A: This mostly comes up for women who have a diagnosis of a borderline tumor, the preinvasive version of this. I feel strongly that you should see a reproductive endocrinologist, because a lot of times, you'll have a cystectomy – the borderline tumor is removed from the existing ovary. But, after cystectomy, there's at least a 30% recurrence risk. And so we really want you to have the opportunity to bank your eggs and embryos well in advance of a recurrence. 

In a small percentage of cases, women have their recurrence in the form of a low-grade serous ovarian cancer. At that point, the stakes are higher and the safety of fertility preservation is more uncertain. Some of the most effective treatments are anti-estrogen, and in pregnancy, our hormone levels of estrogen and progesterone are astronomically higher than at any other point in our life. Many patients consider getting multiple opinions in this scenario, and gynecologic oncologists often bring these to their colleagues for case discussion.

A: We know that this cancer really loves estrogen, so having, or striving for, as close to a healthy weight as possible is really important. We usually tell people to aim for a BMI of under 25, because when we have extra adipose [fatty] tissue from being overweight, it's responsible for extra estrogen production in our body. 

A lot of studies are looking at the impact of newer medications for weight loss, in terms of decreasing inflammation, helping people get to a healthy weight, and the impact on cancer incidence and cancer survival. Those may be particularly relevant for this disease.
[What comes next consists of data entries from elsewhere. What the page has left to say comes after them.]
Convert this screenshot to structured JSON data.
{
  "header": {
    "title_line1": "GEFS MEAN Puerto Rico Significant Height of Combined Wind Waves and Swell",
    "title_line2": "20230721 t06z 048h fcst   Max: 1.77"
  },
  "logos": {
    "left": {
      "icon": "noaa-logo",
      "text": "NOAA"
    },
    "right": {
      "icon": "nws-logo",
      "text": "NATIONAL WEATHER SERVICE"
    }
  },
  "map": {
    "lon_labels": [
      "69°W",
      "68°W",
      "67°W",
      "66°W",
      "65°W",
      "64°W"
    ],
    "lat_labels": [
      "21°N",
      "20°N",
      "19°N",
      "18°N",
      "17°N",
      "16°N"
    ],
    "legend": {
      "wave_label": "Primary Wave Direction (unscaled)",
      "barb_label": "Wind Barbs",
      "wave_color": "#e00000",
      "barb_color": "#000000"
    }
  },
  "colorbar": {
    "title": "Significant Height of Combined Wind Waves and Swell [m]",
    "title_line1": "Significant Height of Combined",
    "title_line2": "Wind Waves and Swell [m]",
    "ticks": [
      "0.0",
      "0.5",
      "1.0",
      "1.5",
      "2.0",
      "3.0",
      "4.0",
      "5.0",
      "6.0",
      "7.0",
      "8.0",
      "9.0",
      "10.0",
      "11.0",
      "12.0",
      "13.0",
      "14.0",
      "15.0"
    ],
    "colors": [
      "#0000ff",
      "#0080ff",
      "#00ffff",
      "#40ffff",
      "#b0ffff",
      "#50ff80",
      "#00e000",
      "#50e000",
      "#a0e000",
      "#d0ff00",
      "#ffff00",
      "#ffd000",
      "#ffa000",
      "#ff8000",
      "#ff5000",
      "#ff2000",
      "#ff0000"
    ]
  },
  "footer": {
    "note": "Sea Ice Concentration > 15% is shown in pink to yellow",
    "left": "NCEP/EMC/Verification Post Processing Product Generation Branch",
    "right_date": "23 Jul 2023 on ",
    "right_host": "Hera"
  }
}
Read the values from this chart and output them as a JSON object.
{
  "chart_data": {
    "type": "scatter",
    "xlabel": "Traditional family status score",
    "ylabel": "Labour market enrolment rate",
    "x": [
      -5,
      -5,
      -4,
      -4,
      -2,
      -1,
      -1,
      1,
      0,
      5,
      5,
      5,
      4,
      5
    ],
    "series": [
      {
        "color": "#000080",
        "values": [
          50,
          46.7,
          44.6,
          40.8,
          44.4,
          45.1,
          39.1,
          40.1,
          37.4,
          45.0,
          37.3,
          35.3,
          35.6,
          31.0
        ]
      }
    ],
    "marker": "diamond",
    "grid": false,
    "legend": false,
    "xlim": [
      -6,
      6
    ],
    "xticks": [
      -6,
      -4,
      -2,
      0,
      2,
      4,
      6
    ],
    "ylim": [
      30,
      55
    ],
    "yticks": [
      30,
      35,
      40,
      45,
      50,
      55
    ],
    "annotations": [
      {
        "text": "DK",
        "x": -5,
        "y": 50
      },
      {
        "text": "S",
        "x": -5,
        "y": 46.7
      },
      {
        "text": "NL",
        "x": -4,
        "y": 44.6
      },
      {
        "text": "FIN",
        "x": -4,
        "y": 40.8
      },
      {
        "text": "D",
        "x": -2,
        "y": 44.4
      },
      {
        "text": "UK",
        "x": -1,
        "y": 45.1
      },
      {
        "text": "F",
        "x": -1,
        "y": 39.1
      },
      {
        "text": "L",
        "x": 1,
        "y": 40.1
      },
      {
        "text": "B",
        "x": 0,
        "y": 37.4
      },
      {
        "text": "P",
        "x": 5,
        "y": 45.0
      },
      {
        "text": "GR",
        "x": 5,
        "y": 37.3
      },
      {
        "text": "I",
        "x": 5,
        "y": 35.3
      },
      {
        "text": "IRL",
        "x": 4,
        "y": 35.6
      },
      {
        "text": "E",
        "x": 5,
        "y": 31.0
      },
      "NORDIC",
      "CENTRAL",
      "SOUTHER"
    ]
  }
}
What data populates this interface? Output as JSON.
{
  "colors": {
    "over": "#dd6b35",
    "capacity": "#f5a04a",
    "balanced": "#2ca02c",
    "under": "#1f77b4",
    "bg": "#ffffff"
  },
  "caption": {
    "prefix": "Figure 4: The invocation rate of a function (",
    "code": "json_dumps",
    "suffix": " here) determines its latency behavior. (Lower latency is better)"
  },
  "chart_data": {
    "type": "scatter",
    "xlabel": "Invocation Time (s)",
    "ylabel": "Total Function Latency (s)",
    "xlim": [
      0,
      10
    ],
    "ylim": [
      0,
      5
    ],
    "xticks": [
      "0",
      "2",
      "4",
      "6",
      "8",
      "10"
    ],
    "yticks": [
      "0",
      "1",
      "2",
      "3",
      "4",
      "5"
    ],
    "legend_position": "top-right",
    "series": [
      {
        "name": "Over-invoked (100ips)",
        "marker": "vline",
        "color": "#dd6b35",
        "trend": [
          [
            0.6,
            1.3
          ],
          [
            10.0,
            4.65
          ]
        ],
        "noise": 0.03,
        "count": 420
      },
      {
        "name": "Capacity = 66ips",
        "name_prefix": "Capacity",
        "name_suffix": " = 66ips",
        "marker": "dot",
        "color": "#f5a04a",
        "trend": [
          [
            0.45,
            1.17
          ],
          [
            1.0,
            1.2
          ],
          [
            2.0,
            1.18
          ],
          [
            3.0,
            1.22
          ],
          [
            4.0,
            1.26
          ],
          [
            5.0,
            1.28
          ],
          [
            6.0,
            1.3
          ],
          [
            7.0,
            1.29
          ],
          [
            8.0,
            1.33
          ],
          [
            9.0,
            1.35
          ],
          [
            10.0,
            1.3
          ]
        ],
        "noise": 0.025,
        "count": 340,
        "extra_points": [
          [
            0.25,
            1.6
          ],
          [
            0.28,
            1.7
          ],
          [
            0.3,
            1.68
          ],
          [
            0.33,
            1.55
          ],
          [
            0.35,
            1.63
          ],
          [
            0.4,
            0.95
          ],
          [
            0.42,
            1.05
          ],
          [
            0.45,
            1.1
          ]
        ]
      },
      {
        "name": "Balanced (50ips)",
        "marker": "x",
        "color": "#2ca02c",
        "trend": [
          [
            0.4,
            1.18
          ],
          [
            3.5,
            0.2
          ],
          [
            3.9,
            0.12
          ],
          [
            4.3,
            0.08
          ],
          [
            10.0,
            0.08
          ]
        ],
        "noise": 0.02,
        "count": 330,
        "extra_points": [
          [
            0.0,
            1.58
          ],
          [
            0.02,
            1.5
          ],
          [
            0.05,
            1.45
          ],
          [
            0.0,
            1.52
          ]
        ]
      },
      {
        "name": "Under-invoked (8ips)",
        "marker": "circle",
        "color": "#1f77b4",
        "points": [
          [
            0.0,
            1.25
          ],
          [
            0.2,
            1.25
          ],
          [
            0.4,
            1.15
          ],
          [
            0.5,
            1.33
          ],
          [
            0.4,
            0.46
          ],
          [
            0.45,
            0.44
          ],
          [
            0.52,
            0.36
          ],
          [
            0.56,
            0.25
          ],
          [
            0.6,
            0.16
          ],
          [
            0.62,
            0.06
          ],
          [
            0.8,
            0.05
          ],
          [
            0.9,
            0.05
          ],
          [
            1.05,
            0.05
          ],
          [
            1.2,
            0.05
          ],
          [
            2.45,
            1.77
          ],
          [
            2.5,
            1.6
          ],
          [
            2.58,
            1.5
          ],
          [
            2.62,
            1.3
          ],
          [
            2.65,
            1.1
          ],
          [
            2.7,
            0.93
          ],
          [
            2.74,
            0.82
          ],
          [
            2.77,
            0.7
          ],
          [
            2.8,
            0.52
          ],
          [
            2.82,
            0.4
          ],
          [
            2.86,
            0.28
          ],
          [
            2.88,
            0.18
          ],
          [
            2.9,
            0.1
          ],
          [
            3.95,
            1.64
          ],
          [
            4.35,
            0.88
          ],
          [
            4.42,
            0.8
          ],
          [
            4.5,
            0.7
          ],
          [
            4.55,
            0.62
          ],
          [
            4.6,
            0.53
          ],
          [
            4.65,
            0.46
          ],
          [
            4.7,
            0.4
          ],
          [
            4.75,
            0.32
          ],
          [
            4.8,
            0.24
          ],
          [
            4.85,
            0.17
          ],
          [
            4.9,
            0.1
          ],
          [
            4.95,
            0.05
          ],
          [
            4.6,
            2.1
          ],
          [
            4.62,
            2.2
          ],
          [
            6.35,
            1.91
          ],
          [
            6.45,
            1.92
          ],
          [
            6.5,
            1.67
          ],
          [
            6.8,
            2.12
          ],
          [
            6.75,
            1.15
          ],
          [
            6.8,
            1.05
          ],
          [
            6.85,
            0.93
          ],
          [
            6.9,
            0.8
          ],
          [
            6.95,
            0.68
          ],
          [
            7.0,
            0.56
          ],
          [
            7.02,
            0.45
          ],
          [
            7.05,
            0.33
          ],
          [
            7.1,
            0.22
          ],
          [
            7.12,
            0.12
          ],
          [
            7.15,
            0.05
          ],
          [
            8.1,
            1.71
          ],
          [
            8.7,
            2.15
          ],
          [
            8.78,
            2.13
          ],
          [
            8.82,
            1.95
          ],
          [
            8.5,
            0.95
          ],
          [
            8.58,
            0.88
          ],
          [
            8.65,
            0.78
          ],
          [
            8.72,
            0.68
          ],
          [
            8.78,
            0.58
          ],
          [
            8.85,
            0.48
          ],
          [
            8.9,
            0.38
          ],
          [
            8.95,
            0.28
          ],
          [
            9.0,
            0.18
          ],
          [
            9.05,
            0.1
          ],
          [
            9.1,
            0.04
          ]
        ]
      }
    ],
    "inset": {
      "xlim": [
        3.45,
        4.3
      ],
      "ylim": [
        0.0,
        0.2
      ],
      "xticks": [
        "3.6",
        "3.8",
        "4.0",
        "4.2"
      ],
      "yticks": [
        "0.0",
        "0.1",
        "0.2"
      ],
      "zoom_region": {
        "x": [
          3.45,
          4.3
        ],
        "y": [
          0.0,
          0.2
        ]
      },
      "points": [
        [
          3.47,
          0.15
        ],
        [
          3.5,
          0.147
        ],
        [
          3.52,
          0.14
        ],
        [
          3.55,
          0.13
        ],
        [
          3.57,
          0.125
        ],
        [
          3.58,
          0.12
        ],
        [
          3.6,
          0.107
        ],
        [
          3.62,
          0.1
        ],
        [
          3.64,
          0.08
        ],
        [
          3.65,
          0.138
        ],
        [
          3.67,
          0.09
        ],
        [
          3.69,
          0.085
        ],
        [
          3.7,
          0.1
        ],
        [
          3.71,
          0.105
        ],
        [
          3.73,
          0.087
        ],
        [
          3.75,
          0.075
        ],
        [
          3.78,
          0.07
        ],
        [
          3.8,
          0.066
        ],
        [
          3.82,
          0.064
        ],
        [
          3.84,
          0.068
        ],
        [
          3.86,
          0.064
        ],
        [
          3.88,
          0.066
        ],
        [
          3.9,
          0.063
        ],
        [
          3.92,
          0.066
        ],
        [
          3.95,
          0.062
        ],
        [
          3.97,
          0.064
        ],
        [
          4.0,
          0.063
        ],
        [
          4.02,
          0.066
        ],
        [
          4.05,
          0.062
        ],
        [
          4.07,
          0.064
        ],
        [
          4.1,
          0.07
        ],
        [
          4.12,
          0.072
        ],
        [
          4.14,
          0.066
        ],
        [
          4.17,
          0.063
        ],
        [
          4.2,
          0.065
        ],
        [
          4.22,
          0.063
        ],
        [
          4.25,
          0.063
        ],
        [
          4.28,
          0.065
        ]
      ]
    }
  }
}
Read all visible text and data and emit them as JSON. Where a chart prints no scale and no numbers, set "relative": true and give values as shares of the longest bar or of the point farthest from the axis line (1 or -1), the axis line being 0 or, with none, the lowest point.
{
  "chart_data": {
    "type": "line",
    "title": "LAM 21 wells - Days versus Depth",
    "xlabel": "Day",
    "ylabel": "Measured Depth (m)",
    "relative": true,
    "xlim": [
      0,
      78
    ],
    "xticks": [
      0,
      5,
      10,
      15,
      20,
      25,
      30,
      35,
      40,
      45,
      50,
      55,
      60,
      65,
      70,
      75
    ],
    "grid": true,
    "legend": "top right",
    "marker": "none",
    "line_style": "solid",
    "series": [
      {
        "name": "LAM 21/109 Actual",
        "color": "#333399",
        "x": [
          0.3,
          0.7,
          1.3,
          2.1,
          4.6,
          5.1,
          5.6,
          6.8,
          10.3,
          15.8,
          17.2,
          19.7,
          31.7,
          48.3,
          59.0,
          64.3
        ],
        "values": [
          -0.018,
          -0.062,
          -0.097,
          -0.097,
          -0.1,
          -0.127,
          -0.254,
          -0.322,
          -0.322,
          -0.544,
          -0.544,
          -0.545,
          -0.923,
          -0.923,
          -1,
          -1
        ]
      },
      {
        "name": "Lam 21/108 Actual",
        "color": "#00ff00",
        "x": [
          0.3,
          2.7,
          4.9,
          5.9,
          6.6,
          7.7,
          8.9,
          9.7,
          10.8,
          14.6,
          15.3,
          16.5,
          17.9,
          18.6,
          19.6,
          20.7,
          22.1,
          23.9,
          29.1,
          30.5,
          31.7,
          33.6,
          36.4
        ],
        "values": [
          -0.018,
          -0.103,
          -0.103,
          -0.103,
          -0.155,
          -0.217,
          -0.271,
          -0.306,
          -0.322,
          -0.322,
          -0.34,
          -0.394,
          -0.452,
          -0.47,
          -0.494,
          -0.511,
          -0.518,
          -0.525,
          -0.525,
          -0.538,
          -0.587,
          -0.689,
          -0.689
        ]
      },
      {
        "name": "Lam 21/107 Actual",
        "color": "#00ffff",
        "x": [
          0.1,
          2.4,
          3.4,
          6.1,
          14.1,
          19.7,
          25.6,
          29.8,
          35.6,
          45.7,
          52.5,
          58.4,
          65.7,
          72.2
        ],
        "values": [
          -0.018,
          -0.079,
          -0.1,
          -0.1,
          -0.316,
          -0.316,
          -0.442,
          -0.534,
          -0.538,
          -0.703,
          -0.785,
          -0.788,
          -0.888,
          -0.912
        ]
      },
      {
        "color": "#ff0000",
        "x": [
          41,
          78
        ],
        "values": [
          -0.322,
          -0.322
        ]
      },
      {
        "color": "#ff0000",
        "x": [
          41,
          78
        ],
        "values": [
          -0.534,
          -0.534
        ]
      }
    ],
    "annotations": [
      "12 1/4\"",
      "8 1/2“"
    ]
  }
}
There's also a lot of work to do in the space of healthy eating. I think we're about to enter this era of eating no processed foods and avoiding carcinogens. … Our advice around healthy diets is going to change a lot. 

Exercise is really important, too. Even walking 30 minutes, most days of the week, is incredibly impactful. Not just for our physical health, but for processing and coping with [LGSOC]. 

A: There's a lot [available] nationally. The Ovarian Cancer Research Alliance is great. A lot of cancer centers have a survivorship program. Many have "Woman to Woman" programs where veteran survivors are matched with someone who has a new diagnosis, so they can really support each other.

A: The outcomes for treatment of this cancer, even at an advanced stage, are excellent. Time in remission … is easily five-plus years. But that means you'll need to be followed for a long time. At five years, you can't guarantee you're yet cured. 

I see a lot of women who have recurrence, even over a decade out from when they finished primary treatment. So just being on the lookout for that in survivorship is really important, because we know if people have a recurrence, the earlier we diagnose it, the more likely we are to be able to re-eradicate the disease with surgery and systemic therapy.